In 2019, Ozon launched an express grocery delivery service in Moscow, and rolled out its contactless home delivery service, which became a popular option during the coronavirus pandemic in the spring of 2020.

In March 2020, Ozon announced plans to spend more than $300 million to expand its logistics in advance of a potential IPO. In October 2021, “Ozon Express” brand launched in Moscow inhouse ready-to-serve food production with one hour delivery with up to 30 dishes by the end of 2021. “Ozon Express” culinary production is expected to be available in other regions of Russia. In December 2021, "Ozon" announced to be ready to launch by the end of the year 2021 the 15-minutes delivery of groceries and pre-prepared food in 30 districts of Moscow by virtue of company`s darkstores.

== COVID-19 pandemic ==
Ozon reported record sales growth during the coronavirus pandemic, as quarantine measures in Russia drove more people to shop online. During the crisis, the company capped prices on the most sought-after goods to prevent price gouging by marketplace sellers and expanded its contactless home delivery service to limit the spread of infection.

In July 2020, Ozon and four other Russian retailers commissioned a monument to delivery workers who continued to work during lockdown in Moscow.

== Russian invasion of Ukraine ==

Beginning on 18 July 2026, Ukraine launched a series of drone attacks on Wildberries warehouses, Ozon's main competitor, as part of a counter-attack operation on Russia during the Russian invasion of Ukraine. Some analysts viewed the extension of such attacks to Ozon warehouses as an inevitability. On 31 July, a drone crashed near an Ozon warehouse in Zelendolsk, Tatarstan, though due to its proximity to a Wildberries warehouse it is uncertain which building was being targeted. However, on the same day, commander of the Unmanned Systems Forces of Ukraine Robert Brovdi posted a cryptic message saying "the ozone concentration exceeds the critical norm", possibly referencing the e-commerce company.

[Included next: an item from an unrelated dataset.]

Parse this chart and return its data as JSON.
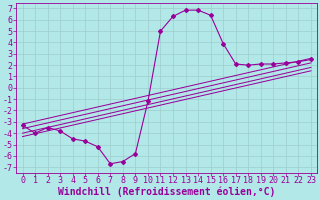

On 21 and 22 August 2026, Ukrainian drones struck warehouses in Chapayevsk, Samara Oblast, in Orenburg, Orenburg Oblast, and in Zelenodolsk, Republic of Tatarstan. On 24 August, 4 more locations were targeted. According to Ozon, fires broke out in logistics hubs in Makhachkala, Dagestan and Enem on the outskirts of Krasnodar and evacuations were made in warehouses in Adygeysk, Adygeya and Nevinnomyssk, Stavropol despite being undamaged, however Ukrainian publications say all 4 sites were hit.

On 27 August, 2 additional centers were targeted. Ozon stated that they would temporarily suspend operations after minor damage to their facility in Ufa, Bashkortostan and that a facility in Orenburg had been evacuated, but later resumed normal operations. A small fire broke out after a strike on a logistics hub in Rostov on 29 August. Employee evacuations were made in advance as a result of regional drone warnings. Two warehouses rented by Ozon were hit in the city of Belgorod on 30 August, causing all operations to be suspended in Belgorod Oblast.

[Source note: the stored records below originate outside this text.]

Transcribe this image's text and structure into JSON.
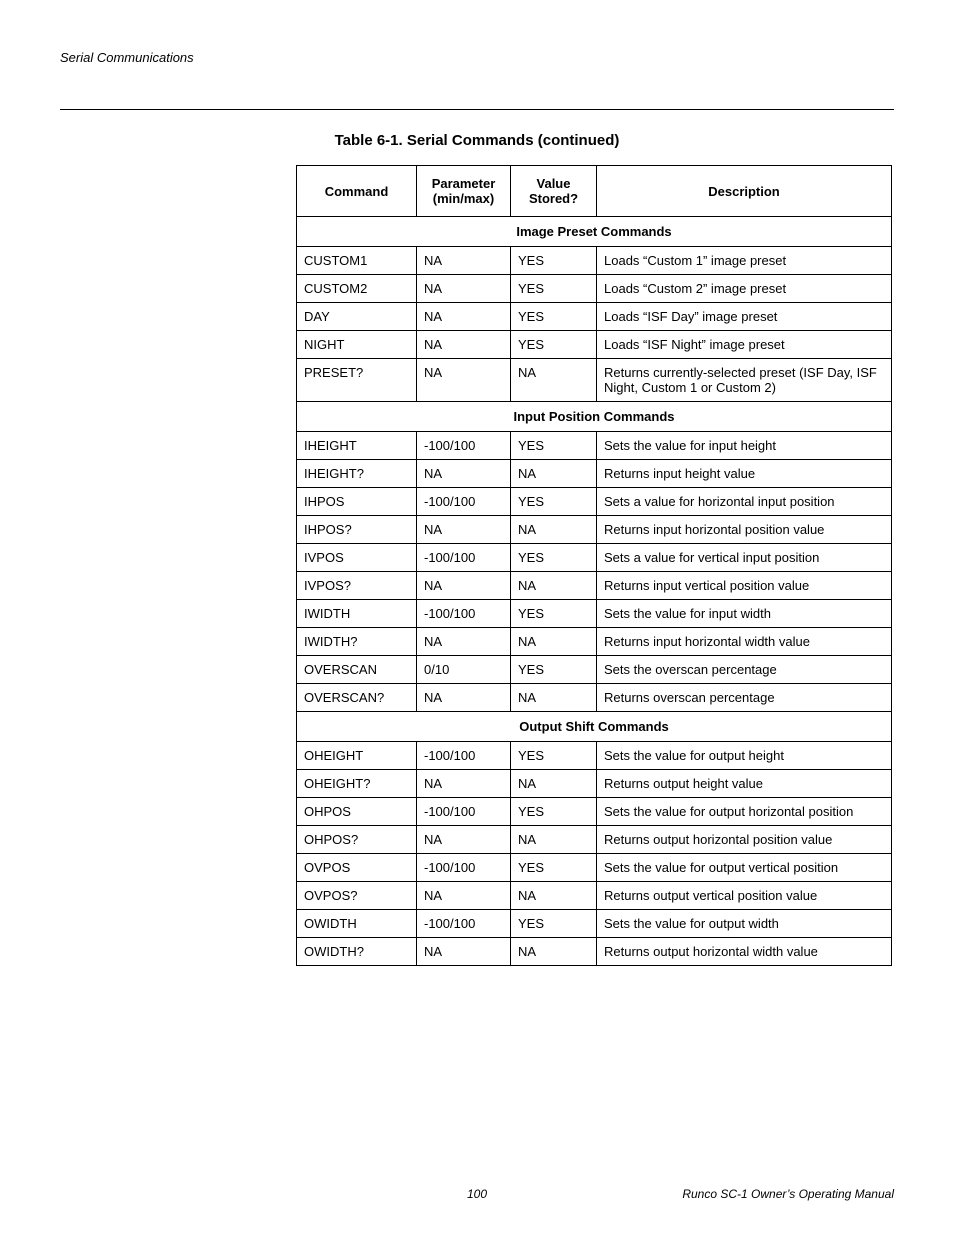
{
  "header": "Serial Communications",
  "caption": "Table 6-1. Serial Commands (continued)",
  "columns": {
    "c0": "Command",
    "c1": "Parameter (min/max)",
    "c2": "Value Stored?",
    "c3": "Description"
  },
  "sections": [
    {
      "title": "Image Preset Commands",
      "rows": [
        {
          "cmd": "CUSTOM1",
          "param": "NA",
          "stored": "YES",
          "desc": "Loads “Custom 1” image preset"
        },
        {
          "cmd": "CUSTOM2",
          "param": "NA",
          "stored": "YES",
          "desc": "Loads “Custom 2” image preset"
        },
        {
          "cmd": "DAY",
          "param": "NA",
          "stored": "YES",
          "desc": "Loads “ISF Day” image preset"
        },
        {
          "cmd": "NIGHT",
          "param": "NA",
          "stored": "YES",
          "desc": "Loads “ISF Night” image preset"
        },
        {
          "cmd": "PRESET?",
          "param": "NA",
          "stored": "NA",
          "desc": "Returns currently-selected preset (ISF Day, ISF Night, Custom 1 or Custom 2)"
        }
      ]
    },
    {
      "title": "Input Position Commands",
      "rows": [
        {
          "cmd": "IHEIGHT",
          "param": "-100/100",
          "stored": "YES",
          "desc": "Sets the value for input height"
        },
        {
          "cmd": "IHEIGHT?",
          "param": "NA",
          "stored": "NA",
          "desc": "Returns input height value"
        },
        {
          "cmd": "IHPOS",
          "param": "-100/100",
          "stored": "YES",
          "desc": "Sets a value for horizontal input position"
        },
        {
          "cmd": "IHPOS?",
          "param": "NA",
          "stored": "NA",
          "desc": "Returns input horizontal position value"
        },
        {
          "cmd": "IVPOS",
          "param": "-100/100",
          "stored": "YES",
          "desc": "Sets a value for vertical input position"
        },
        {
          "cmd": "IVPOS?",
          "param": "NA",
          "stored": "NA",
          "desc": "Returns input vertical position value"
        },
        {
          "cmd": "IWIDTH",
          "param": "-100/100",
          "stored": "YES",
          "desc": "Sets the value for input width"
        },
        {
          "cmd": "IWIDTH?",
          "param": "NA",
          "stored": "NA",
          "desc": "Returns input horizontal width value"
        },
        {
          "cmd": "OVERSCAN",
          "param": "0/10",
          "stored": "YES",
          "desc": "Sets the overscan percentage"
        },
        {
          "cmd": "OVERSCAN?",
          "param": "NA",
          "stored": "NA",
          "desc": "Returns overscan percentage"
        }
      ]
    },
    {
      "title": "Output Shift Commands",
      "rows": [
        {
          "cmd": "OHEIGHT",
          "param": "-100/100",
          "stored": "YES",
          "desc": "Sets the value for output height"
        },
        {
          "cmd": "OHEIGHT?",
          "param": "NA",
          "stored": "NA",
          "desc": "Returns output height value"
        },
        {
          "cmd": "OHPOS",
          "param": "-100/100",
          "stored": "YES",
          "desc": "Sets the value for output horizontal position"
        },
        {
          "cmd": "OHPOS?",
          "param": "NA",
          "stored": "NA",
          "desc": "Returns output horizontal position value"
        },
        {
          "cmd": "OVPOS",
          "param": "-100/100",
          "stored": "YES",
          "desc": "Sets the value for output vertical position"
        },
        {
          "cmd": "OVPOS?",
          "param": "NA",
          "stored": "NA",
          "desc": "Returns output vertical position value"
        },
        {
          "cmd": "OWIDTH",
          "param": "-100/100",
          "stored": "YES",
          "desc": "Sets the value for output width"
        },
        {
          "cmd": "OWIDTH?",
          "param": "NA",
          "stored": "NA",
          "desc": "Returns output horizontal width value"
        }
      ]
    }
  ],
  "footer": {
    "page": "100",
    "right": "Runco SC-1 Owner’s Operating Manual"
  }
}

On 1 September, Ozon announced that it would offer sellers free transportation of their products to logistics centers in Almaty and Astana, Kazakhstan until the end of the month to protect their goods from further strikes on their Russian locations. On 11 September, a warehouse in Saratov was struck after a brief pause in such attacks, halting all operations in Saratov Oblast.